Maître Vincent Nioré a proposé plusieurs pistes de réflexions et d'améliorations du régime actuel :

- aucune remise de document couvert par le secret professionnel ne peut intervenir sur réquisition du Parquet ou injonction d'un juge spontanément par un avocat sans consultation préalable du Bâtonnier ou de son délégué qui peut s'opposer à une telle remise en notifiant son opposition au magistrat poursuivant ;

- aucune visite ou intrusion ne peut avoir lieu à quelque titre que ce soit dans un cabinet d'avocat sans présence du Bâtonnier ou de son délégué dont le rôle est de protéger le secret professionnel de l'avocat et les droits de la défense, particulièrement la présomption d'innocence voire de tout type de secret protégé par la loi ;

- une perquisition en cabinet d'avocat ne devrait pouvoir être effectuée que pour autant qu'existent des indices graves ou concordants antérieurs à la décision du magistrat de perquisitionner, de la participation de l'avocat à une infraction ainsi que le juge la CEDH, et la saisie possible que pour autant que les documents papiers ou informatiques contiennent en eux-mêmes ces indices ;

- doivent être interdites les perquisitions qui permettent d'obtenir "des éléments de preuve" alors que l'avocat n'est nullement concerné par la procédure pénale en cours, et qui sont obtenus par des moyens que la CEDH assimile à des procédés de "contrainte" ou de "pressions" ou comme procédant d'une "coercition abusive" (cf., CEDH, 3 mai 2001, req. n° 31827/96 N° Lexbase : A7081AW8) ;

- un appel -notion de recours effectif- doit être possible devant le premier Président de la cour contre la décision du juge d'instruction de perquisitionner (décision qualifiée tantôt, selon l'intervenant, de "procès-verbal de transport sur les lieux", tantôt d'"ordonnance de perquisitionner" !) ou du JLD en matière d'enquête préliminaire comme le permettent les dispositions des articles L. 16 B du LPF, L. 450-4 du Code de commerce et L. 621-12 du Code monétaire et financier s'agissant de l'ordonnance du JLD ;

- la simple prise de connaissance de la décision de perquisitionner par le délégué du Bâtonnier au début de cette mesure est insuffisante pour l'intervenant ; en effet, Vincent Nioré souligne l'importance pour le délégué du Bâtonnier de pouvoir avoir accès aux éléments -en tous cas essentiels- de la procédure d'enquête ou d'instruction qui mettent délibérément en cause l'avocat et ce, en début de perquisition ;

- le délégué du Bâtonnier doit en tout état de cause avoir accès au dossier de la procédure d'instruction ou au dossier d'enquête lors de l'audience des plaidoiries du JLD qui lui-même se fait communiquer le dossier pour cette audience sans le soumettre au délégué du Bâtonnier ;

- l'ordonnance de versement des pièces couvertes par le secret professionnel, prise par le JLD à l'issue du débat sur l'ouverture des scellés, doit pouvoir être frappée d'appel devant le premier Président de la cour dont l'ordonnance doit être susceptible de pourvoi en cassation (de la même manière que le premier Président de la cour d'appel connaît des recours contre le déroulement des opérations de visite ou de saisie : LPF, art.

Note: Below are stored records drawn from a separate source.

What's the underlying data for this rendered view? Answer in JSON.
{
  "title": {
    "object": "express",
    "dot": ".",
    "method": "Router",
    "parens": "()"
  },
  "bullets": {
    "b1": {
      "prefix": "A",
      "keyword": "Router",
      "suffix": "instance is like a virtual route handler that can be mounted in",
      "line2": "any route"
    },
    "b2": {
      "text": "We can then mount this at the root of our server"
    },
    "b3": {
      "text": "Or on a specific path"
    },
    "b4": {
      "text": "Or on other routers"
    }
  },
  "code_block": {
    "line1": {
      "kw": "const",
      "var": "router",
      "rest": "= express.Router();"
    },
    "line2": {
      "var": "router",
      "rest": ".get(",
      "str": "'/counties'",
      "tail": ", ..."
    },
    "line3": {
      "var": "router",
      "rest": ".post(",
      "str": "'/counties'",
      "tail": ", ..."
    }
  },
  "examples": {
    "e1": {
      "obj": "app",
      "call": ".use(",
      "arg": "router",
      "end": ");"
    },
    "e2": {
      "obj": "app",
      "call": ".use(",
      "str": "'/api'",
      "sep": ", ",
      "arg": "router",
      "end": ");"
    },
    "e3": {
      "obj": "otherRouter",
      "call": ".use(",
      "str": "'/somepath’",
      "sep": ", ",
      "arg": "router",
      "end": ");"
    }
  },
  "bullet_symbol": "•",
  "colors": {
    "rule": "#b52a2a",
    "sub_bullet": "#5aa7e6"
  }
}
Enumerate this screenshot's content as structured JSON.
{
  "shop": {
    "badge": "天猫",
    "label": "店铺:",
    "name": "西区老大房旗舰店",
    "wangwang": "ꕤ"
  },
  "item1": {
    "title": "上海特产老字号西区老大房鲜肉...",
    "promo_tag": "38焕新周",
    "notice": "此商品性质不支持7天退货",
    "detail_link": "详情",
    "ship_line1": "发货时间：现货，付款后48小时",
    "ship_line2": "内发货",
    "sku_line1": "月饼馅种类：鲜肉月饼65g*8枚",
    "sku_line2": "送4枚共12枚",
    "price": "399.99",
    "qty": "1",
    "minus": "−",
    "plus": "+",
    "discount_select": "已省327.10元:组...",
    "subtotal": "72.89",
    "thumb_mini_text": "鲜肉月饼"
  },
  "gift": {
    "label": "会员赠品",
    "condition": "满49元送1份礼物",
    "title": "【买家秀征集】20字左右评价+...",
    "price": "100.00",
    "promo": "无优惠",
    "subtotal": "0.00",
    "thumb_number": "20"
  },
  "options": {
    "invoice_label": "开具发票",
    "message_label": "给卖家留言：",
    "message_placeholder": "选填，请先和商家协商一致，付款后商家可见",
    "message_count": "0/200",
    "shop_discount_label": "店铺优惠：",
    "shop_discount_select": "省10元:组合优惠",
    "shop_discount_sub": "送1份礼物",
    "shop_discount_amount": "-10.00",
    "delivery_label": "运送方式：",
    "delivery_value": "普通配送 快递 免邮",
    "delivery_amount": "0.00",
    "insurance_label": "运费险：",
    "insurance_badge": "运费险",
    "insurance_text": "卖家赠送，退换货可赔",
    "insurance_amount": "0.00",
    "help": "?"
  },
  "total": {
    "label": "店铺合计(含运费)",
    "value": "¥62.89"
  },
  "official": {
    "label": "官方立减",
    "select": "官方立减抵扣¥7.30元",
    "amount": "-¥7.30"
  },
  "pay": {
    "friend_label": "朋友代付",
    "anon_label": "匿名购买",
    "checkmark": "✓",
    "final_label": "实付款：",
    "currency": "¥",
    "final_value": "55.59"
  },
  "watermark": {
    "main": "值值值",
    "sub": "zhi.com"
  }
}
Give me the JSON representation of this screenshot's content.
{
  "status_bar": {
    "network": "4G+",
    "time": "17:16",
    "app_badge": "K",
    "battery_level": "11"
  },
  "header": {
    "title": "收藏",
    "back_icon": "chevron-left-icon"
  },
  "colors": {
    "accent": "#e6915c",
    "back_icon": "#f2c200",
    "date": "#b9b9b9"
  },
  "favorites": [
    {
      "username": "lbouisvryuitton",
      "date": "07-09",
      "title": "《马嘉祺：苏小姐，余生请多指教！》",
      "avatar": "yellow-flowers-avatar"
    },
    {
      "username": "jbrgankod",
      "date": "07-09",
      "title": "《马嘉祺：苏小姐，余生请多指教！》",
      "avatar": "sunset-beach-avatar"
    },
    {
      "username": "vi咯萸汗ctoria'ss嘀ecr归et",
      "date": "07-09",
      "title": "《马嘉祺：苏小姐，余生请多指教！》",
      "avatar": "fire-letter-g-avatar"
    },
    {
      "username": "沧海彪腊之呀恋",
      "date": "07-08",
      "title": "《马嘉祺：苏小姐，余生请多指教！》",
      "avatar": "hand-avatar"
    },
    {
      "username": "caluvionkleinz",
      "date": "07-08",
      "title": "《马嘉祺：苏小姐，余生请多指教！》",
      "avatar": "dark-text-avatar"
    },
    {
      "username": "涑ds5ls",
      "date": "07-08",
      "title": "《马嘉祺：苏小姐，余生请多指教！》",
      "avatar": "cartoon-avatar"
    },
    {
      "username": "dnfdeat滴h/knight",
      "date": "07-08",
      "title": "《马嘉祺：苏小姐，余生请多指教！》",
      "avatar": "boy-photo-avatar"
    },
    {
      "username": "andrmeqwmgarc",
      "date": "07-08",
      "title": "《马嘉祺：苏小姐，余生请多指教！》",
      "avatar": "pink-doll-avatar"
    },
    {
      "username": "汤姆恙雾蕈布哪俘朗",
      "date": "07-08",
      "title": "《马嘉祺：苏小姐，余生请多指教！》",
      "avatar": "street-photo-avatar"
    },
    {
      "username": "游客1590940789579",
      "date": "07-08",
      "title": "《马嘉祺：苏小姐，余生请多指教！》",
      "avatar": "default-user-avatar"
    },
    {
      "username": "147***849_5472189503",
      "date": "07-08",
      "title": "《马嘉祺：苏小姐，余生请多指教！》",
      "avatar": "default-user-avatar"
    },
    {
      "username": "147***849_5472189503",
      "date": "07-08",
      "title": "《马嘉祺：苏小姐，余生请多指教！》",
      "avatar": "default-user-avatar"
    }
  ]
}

L. 16 B ; C. com., art. L. 450-4 ; et C. mon. fin., art. L. 621-12) ;

- il doit être précisé dans le texte de l'article 56-1 que l'avocat, objet de la perquisition, doit pouvoir bénéficier de l'assistance d'un conseil lors de la perquisition et en tout cas lors de l'audience du JLD ;

- enfin, les articles L. 16 B du LPF et L. 450-4 du Code de commerce doivent prévoir la présence du Bâtonnier ou de son délégué dans les termes de l'article 56-1 du Code de procédure pénale.